Los integrantes de los pueblos ancestrales convocaron las marchas para exigir la derogación de un reciente decreto firmado por el presidente Lenín Moreno que eliminó unos subsidios a los combustibles.
La mayoría de los indígenas han llegado caminando a Quito, aunque algunos han ingresado a la ciudad en carros. La calle por la que han entrado a la capital del país es la avenida Maldonado, al sur de la capital ecuatoriana.
La avenida se encontraba bloqueada por vehículos militares por lo que los indígenas que llegaron en automóviles se bajaron de sus carros y continuaron su marcha a pie sin enfrentarse con la fuerza pública, según informó el diario local El Comercio.
Algunos indígenas recibieron bombas lacrimógenas lanzadas por uniformados en un punto conocido como Santa Rosa en la ruta que conecta a la población de Tambillo con la capital ecuatoriana.
Durante el enfrentamiento unos manifestantes tomaron el control de un vehículo militar y se ocasionó un incendio en su interior.
Minutos antes de la llegada de los indígenas a Quito, las Fuerzas Armadas ordenaron el desalojo de la Presidencia, ubicada en el Palacio de Carondolet en el centro de Quito, donde se encontraban trabajadores del Ejecutivo y periodistas que aguardaban una rueda de prensa de Lenín Moreno, que fue cancelada.
El Secretario de Estado Adjunto Interino de EEUU para Asuntos del Hemisferio Occidental, Michael Kozak, expresó su rechazo a los actos violentos que se han registrado en Ecuador en los últimos días.
“EEUU está monitoreando detenidamente los últimos acontecimientos en Ecuador.
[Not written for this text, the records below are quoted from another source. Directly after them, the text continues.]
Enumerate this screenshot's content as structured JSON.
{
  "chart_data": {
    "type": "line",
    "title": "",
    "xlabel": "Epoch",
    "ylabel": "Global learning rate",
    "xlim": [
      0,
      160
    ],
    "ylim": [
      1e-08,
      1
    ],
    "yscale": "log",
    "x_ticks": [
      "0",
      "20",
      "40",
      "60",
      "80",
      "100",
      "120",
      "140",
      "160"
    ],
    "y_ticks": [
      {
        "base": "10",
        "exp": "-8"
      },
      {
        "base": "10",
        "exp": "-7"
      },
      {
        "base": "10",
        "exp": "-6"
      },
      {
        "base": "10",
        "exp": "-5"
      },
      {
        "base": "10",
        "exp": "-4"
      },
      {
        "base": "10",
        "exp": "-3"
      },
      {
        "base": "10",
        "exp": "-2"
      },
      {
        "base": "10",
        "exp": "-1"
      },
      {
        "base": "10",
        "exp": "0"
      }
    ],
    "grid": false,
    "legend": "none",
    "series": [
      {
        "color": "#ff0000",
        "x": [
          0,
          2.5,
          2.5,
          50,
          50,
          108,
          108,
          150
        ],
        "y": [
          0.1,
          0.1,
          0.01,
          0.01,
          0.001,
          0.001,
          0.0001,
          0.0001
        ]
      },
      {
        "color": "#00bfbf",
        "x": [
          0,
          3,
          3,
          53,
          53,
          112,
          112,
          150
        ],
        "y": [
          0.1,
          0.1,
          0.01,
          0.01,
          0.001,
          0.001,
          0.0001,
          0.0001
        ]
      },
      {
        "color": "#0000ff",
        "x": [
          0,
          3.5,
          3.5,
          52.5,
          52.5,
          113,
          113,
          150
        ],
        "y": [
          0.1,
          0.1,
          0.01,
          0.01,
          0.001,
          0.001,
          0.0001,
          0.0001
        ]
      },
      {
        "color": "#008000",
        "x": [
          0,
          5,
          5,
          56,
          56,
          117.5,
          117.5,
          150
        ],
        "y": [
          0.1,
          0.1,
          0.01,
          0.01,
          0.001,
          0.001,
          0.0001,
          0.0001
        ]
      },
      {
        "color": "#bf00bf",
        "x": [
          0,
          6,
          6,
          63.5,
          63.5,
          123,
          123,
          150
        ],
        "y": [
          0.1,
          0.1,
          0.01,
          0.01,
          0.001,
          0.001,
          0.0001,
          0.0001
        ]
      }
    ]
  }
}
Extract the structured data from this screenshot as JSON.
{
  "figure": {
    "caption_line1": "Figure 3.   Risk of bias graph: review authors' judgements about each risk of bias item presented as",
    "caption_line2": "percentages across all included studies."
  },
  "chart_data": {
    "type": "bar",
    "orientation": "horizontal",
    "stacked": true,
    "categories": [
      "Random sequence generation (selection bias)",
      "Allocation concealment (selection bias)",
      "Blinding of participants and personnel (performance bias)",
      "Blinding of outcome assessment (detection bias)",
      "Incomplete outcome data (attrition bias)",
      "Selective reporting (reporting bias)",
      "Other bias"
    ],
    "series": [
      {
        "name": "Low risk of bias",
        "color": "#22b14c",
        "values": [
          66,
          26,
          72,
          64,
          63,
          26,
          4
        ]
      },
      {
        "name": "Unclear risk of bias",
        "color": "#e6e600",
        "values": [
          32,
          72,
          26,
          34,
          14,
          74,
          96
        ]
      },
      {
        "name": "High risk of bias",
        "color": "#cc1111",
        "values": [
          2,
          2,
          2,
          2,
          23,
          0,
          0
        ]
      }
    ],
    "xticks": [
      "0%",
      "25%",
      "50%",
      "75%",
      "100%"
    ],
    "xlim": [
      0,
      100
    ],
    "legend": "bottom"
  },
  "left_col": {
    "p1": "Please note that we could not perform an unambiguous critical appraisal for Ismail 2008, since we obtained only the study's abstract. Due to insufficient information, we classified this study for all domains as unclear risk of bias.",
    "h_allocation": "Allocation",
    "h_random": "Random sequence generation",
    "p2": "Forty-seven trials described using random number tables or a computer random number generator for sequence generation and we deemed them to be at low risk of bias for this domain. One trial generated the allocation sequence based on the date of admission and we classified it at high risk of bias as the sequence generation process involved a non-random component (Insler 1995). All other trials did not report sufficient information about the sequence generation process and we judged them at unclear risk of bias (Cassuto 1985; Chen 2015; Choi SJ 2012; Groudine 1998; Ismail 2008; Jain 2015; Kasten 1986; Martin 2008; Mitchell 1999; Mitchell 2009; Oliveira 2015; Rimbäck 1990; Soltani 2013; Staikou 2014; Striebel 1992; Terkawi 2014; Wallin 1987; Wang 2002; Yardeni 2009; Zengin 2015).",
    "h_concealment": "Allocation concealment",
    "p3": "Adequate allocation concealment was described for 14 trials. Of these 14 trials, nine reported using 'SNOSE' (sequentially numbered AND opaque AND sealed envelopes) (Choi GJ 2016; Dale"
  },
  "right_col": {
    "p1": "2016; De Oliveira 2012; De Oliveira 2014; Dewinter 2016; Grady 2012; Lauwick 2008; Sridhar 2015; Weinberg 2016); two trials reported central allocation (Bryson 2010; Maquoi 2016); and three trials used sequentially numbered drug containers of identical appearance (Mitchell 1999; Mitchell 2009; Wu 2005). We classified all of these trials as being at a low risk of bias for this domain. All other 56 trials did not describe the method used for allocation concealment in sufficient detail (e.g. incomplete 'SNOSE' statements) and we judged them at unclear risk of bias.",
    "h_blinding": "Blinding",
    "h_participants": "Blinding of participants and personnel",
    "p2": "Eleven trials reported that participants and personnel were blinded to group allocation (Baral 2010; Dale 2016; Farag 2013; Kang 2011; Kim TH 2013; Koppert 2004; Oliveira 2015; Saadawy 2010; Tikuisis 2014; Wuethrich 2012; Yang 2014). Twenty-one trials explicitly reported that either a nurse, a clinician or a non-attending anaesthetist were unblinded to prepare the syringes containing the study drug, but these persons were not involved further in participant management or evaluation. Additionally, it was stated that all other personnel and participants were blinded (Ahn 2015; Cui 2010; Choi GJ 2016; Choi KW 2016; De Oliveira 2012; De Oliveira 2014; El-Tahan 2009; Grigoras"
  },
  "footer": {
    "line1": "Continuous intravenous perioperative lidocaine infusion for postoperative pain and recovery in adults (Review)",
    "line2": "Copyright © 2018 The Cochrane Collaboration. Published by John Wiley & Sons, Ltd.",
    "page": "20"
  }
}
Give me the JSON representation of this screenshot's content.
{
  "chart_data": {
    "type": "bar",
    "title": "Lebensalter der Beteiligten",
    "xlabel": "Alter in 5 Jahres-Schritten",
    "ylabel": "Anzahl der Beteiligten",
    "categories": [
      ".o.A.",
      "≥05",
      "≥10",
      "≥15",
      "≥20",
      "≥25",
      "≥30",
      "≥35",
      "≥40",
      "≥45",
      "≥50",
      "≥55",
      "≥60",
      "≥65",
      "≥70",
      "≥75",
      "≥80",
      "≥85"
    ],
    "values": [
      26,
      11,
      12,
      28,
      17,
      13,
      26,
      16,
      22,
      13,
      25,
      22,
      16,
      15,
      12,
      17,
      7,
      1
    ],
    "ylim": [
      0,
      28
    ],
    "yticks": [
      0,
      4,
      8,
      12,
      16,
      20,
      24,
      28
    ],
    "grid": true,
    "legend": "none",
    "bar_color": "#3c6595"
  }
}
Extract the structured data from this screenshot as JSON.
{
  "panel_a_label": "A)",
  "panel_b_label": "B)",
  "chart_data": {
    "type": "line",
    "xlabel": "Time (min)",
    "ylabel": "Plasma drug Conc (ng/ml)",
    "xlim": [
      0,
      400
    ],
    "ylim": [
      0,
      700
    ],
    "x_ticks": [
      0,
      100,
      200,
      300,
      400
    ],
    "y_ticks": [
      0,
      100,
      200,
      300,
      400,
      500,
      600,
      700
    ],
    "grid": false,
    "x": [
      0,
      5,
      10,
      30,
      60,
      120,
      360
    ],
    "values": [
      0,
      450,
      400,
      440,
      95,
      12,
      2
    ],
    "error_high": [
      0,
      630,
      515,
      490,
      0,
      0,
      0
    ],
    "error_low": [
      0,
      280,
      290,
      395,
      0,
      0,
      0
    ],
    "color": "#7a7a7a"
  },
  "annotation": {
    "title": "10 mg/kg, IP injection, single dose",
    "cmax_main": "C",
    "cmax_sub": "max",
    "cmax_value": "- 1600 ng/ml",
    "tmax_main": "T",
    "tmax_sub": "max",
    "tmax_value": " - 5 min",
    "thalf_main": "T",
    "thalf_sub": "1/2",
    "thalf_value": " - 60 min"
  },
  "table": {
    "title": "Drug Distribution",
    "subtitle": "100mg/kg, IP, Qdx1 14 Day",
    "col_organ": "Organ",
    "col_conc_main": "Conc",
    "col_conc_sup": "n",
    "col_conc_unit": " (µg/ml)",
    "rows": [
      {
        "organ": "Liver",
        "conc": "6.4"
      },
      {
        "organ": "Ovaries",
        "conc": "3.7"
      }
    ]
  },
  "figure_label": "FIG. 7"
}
Rechazamos la violencia como forma de descontento político”, indicó Kozak.
El funcionario añadió que “el diálogo y el respeto al estado de derecho” son valores democráticos fundamentales en medio de las revueltas contra la decisión de Moreno que calificó como “difíciles” pero necesarias “para crear la base de un crecimiento económico sostenible”.